Pump Up Your Book Chats with Cynthia Haggard, author of Thwarted Queen

Author Cynthia Haggard

Author Cynthia Haggard

Born and raised in Surrey, England, Cynthia Sally Haggard has lived in the United States for thirty years. She is the author of the Thwarted Queen series, which includes The Bride Price, One Seed Sown, The Gilded Cage, Two Murders Reaped and Rose of Raby. She has had four careers: violinist, cognitive scientist, medical writer and novelist. Yes, she is related to H. Rider Haggard, the author of SHE and KING SOLOMONS’S MINES. (H. Rider Haggard was a younger brother of the author’s great-grandfather.) Cynthia Sally Haggard is a member of the Historical Novel Society. You can visit her at: http://spunstories.com/, https://twitter.com/ – !/cynthiahaggard, and http://www.facebook.com/cynthia.haggard.

Thank you for this interview, Cynthia.  Do you remember writing stories as a child or did the writing bug come later?  Do you remember your first published piece?

A: As a child, I loved to read, and was taught reading at the age of three by my mother. But writing was something that came much later, after I’d already had a couple of careers, which I fell into by accident. I’d come out of a 15-year period of working as a bench scientist when I decided to make the transition to science writing. It occurred to me that the best way to do that was to take courses in creative writing. I found my way to a charming cottage in the Bernal Heights area of San Francisco, where, on the first day of the Intro to the Novel course, the Stegner fellow informed us that he expected to see the first five pages of our new novel next week. Ever the good student, I obliged. I have never looked back.

What do you consider as the most frustrating side of becoming a published author and what has been the most rewarding?

A: The marketing side of it is very time-consuming and can sometimes be frustrating, although it can also have its unexpected rewards (as when a reader praises your work). Most days, I feel like Sisyphus pushing that immense boulder up a hill.
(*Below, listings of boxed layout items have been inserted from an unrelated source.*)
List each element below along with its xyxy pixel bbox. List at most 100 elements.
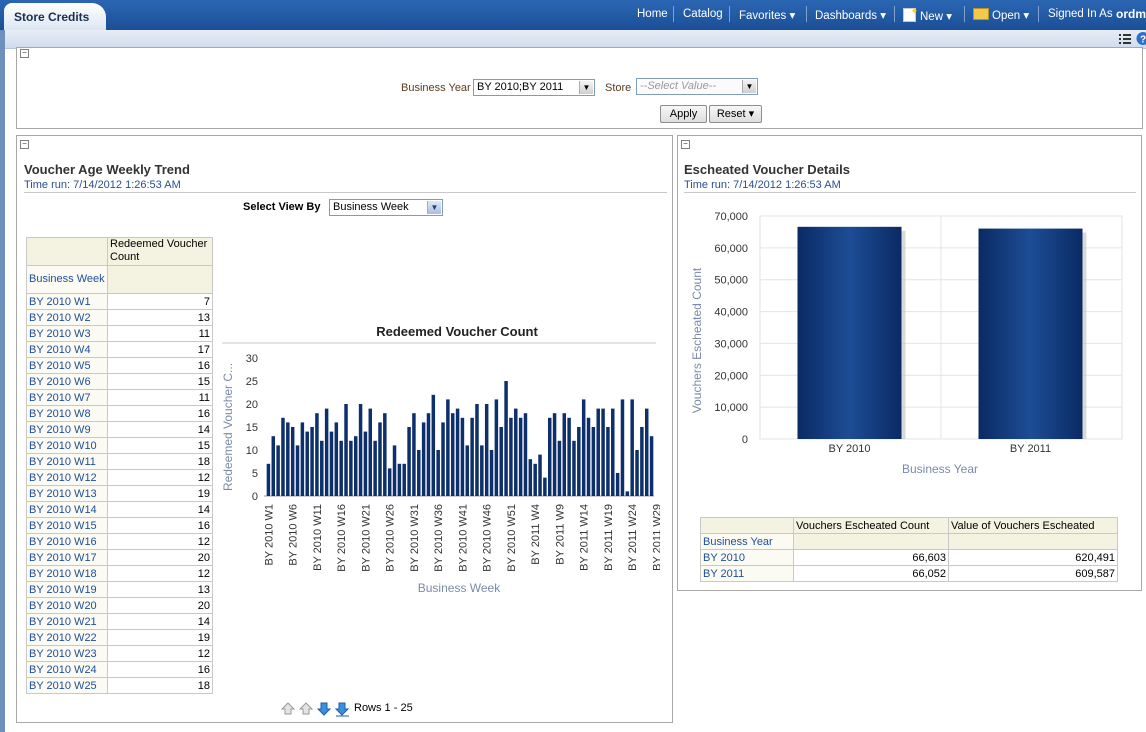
bar[interactable] xyxy=(625,491,630,496)
bar[interactable] xyxy=(417,450,421,496)
bar[interactable] xyxy=(562,413,567,496)
bar[interactable] xyxy=(567,417,571,496)
view-by-select[interactable]: Business Week ▼ xyxy=(329,199,443,216)
bar[interactable] xyxy=(349,440,353,496)
home-link[interactable]: Home xyxy=(637,8,668,20)
reset-button[interactable]: Reset ▾ xyxy=(709,105,762,123)
bar[interactable] xyxy=(649,436,654,496)
row-label[interactable]: BY 2010 W7 xyxy=(26,389,108,406)
bar[interactable] xyxy=(315,413,319,496)
row-label[interactable]: BY 2010 W17 xyxy=(26,549,108,566)
bar[interactable] xyxy=(446,399,450,496)
bar[interactable] xyxy=(509,417,513,496)
first-page-icon[interactable] xyxy=(280,702,296,715)
row-label[interactable]: BY 2010 W16 xyxy=(26,533,108,550)
bar[interactable] xyxy=(504,381,508,496)
row-label[interactable]: BY 2010 W1 xyxy=(26,293,108,310)
bar[interactable] xyxy=(339,440,343,496)
row-label[interactable]: BY 2010 W3 xyxy=(26,325,108,342)
bar[interactable] xyxy=(475,404,479,496)
bar[interactable] xyxy=(441,422,445,496)
bar[interactable] xyxy=(586,417,591,496)
page-options-icon[interactable] xyxy=(1118,32,1132,45)
row-label[interactable]: BY 2010 W4 xyxy=(26,341,108,358)
catalog-link[interactable]: Catalog xyxy=(683,8,723,20)
row-label[interactable]: BY 2010 W23 xyxy=(26,645,108,662)
bar[interactable] xyxy=(797,226,902,439)
row-label[interactable]: BY 2010 W24 xyxy=(26,661,108,678)
row-label[interactable]: BY 2010 W13 xyxy=(26,485,108,502)
bar[interactable] xyxy=(412,413,416,496)
row-label[interactable]: BY 2010 W14 xyxy=(26,501,108,518)
row-label[interactable]: BY 2010 W18 xyxy=(26,565,108,582)
row-label[interactable]: BY 2010 W20 xyxy=(26,597,108,614)
bar[interactable] xyxy=(518,417,523,496)
next-page-icon[interactable] xyxy=(316,702,332,716)
bar[interactable] xyxy=(606,427,610,496)
store-select[interactable]: --Select Value-- ▼ xyxy=(636,78,758,95)
bar[interactable] xyxy=(305,431,309,496)
row-label[interactable]: BY 2010 W15 xyxy=(26,517,108,534)
row-label[interactable]: BY 2010 W12 xyxy=(26,469,108,486)
bar[interactable] xyxy=(644,408,649,496)
collapse-icon[interactable]: − xyxy=(20,140,29,149)
bar[interactable] xyxy=(324,408,329,496)
bar[interactable] xyxy=(320,440,324,496)
row-label[interactable]: BY 2011 xyxy=(700,565,794,582)
bar[interactable] xyxy=(397,463,402,496)
bar[interactable] xyxy=(455,408,460,496)
last-page-icon[interactable] xyxy=(334,702,350,717)
bar[interactable] xyxy=(276,445,280,496)
previous-page-icon[interactable] xyxy=(298,702,314,715)
bar[interactable] xyxy=(373,440,377,496)
bar[interactable] xyxy=(470,417,474,496)
bar[interactable] xyxy=(426,413,431,496)
bar[interactable] xyxy=(533,463,537,496)
bar[interactable] xyxy=(528,459,533,496)
bar[interactable] xyxy=(407,427,411,496)
favorites-menu[interactable]: Favorites ▾ xyxy=(739,8,795,22)
dashboards-menu[interactable]: Dashboards ▾ xyxy=(815,8,886,22)
bar[interactable] xyxy=(596,408,600,496)
row-label[interactable]: BY 2010 W2 xyxy=(26,309,108,326)
bar[interactable] xyxy=(547,417,552,496)
bar[interactable] xyxy=(489,450,494,496)
apply-button[interactable]: Apply xyxy=(660,105,707,123)
bar[interactable] xyxy=(421,422,426,496)
bar[interactable] xyxy=(286,422,290,496)
bar[interactable] xyxy=(615,473,620,496)
bar[interactable] xyxy=(295,445,300,496)
bar[interactable] xyxy=(635,450,639,496)
bar[interactable] xyxy=(358,404,363,496)
new-menu[interactable]: ✦ New ▾ xyxy=(903,6,952,23)
row-label[interactable]: BY 2010 W10 xyxy=(26,437,108,454)
bar[interactable] xyxy=(572,440,576,496)
row-label[interactable]: BY 2010 W6 xyxy=(26,373,108,390)
bar[interactable] xyxy=(344,404,348,496)
bar[interactable] xyxy=(378,422,382,496)
bar[interactable] xyxy=(363,431,368,496)
bar[interactable] xyxy=(480,445,484,496)
bar[interactable] xyxy=(300,422,305,496)
row-label[interactable]: BY 2010 W5 xyxy=(26,357,108,374)
row-label[interactable]: BY 2010 W11 xyxy=(26,453,108,470)
bar[interactable] xyxy=(383,413,387,496)
help-icon[interactable]: ? xyxy=(1136,31,1146,46)
collapse-icon[interactable]: − xyxy=(20,49,29,58)
bar[interactable] xyxy=(281,417,285,496)
bar[interactable] xyxy=(620,399,625,496)
bar[interactable] xyxy=(465,445,470,496)
bar[interactable] xyxy=(978,228,1083,439)
bar[interactable] xyxy=(601,408,605,496)
bar[interactable] xyxy=(266,463,271,496)
bar[interactable] xyxy=(460,417,465,496)
bar[interactable] xyxy=(630,399,634,496)
bar[interactable] xyxy=(514,408,518,496)
row-label[interactable]: BY 2010 W8 xyxy=(26,405,108,422)
bar[interactable] xyxy=(392,445,397,496)
bar[interactable] xyxy=(334,422,339,496)
bar[interactable] xyxy=(450,413,455,496)
bar[interactable] xyxy=(581,399,586,496)
row-label[interactable]: BY 2010 W9 xyxy=(26,421,108,438)
user-menu[interactable]: ordm xyxy=(1116,7,1146,21)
I keep my sanity by carving out time to write every day.

Thwarted Queen

Thwarted Queen

Are you married or single and how do you combine the writing life with home life?  Do you have support?

A:  I am married and am very blessed to have a supportive husband. I literally could not do this without him.

What do you like to do for fun when you’re not writing?  Where do you like to vacation?  Can you tell us briefly about this?

A: I lead one of those lives where I very rarely do something that isn’t related to writing. Right now, I’m touring Sicily, looking for inspiration for a new novel. But I can hardly complain about that, now can I?

Who is your biggest fan?

A: I am lucky enough to find my biggest fans in my own close community of friends and family.

Where’s your favorite place to write at home?

A: My husband and I live in a 2-bedroom apartment in Washington DC.  My office is the second bedroom. I love that place. It is very me.

I understand that you are touring with Pump Up Your Book Promotion in May 2012 via a virtual book tour.  Can you tell us all why you chose a virtual book tour to promote your book online?

A: It’s the wave of the future. My understanding is that traditional book-signings are not effective because people don’t typically turn out for new authors they don’t know. A virtual book tour allows me to reach readers I couldn’t possibly reach otherwise.

Thank you for this interview, Cynthia. Good luck on your virtual book tour!

A: Thank you for having me, it’s a pleasure to talk with you!

Thwarted Queen Synopsis

Cecylee is the apple of her mother’s eye. The seventh daughter, she is the only one left unmarried by 1424, the year she turns nine. In her father’s eyes, however, she is merely a valuable pawn in the game of marriage. The Earl of Westmorland plans to marry his youngest daughter to 13-year-old Richard, Duke of York, who is close to the throne. He wants this splendid match to take place so badly, he locks his daughter up.

The event that fuels the narrative is Cecylee’s encounter with Blaybourne, a handsome archer, when she is twenty-six years old. This love affair produces a child (the “One Seed” of Book II), who becomes King Edward IV. But how does a public figure like Cecylee, whose position depends upon the goodwill of her husband, carry off such an affair? The duke could have locked her up, or disposed of this illegitimate son.

But Richard does neither, keeping her firmly by his side as he tries to make his voice heard in the tumultuous years that encompass the end of the Hundred Years War – during which England loses all of her possessions in France – and the opening phase of the Wars of the Roses. He inherits the political mantle of his mentor Duke Humphrey of Gloucester, and become’s the people’s champion. The rambunctious Londoners are unhappy that their country has become mired in misrule due to the ineptitude of a King prone to fits of madness. Nor are they better pleased by the attempts of the King’s French wife to maneuver herself into power, especially as she was responsible for England’s losses in France. But can Richard and Cecylee prevail? Everywhere, their enemies lurk in the shadows.

This book is filled with many voices, not least those of the Londoners, who forged their political destiny by engaging in public debate with the powerful aristocrats of the time. By their courageous acts, these fifteenth-century Londoners set the stage for American Democracy.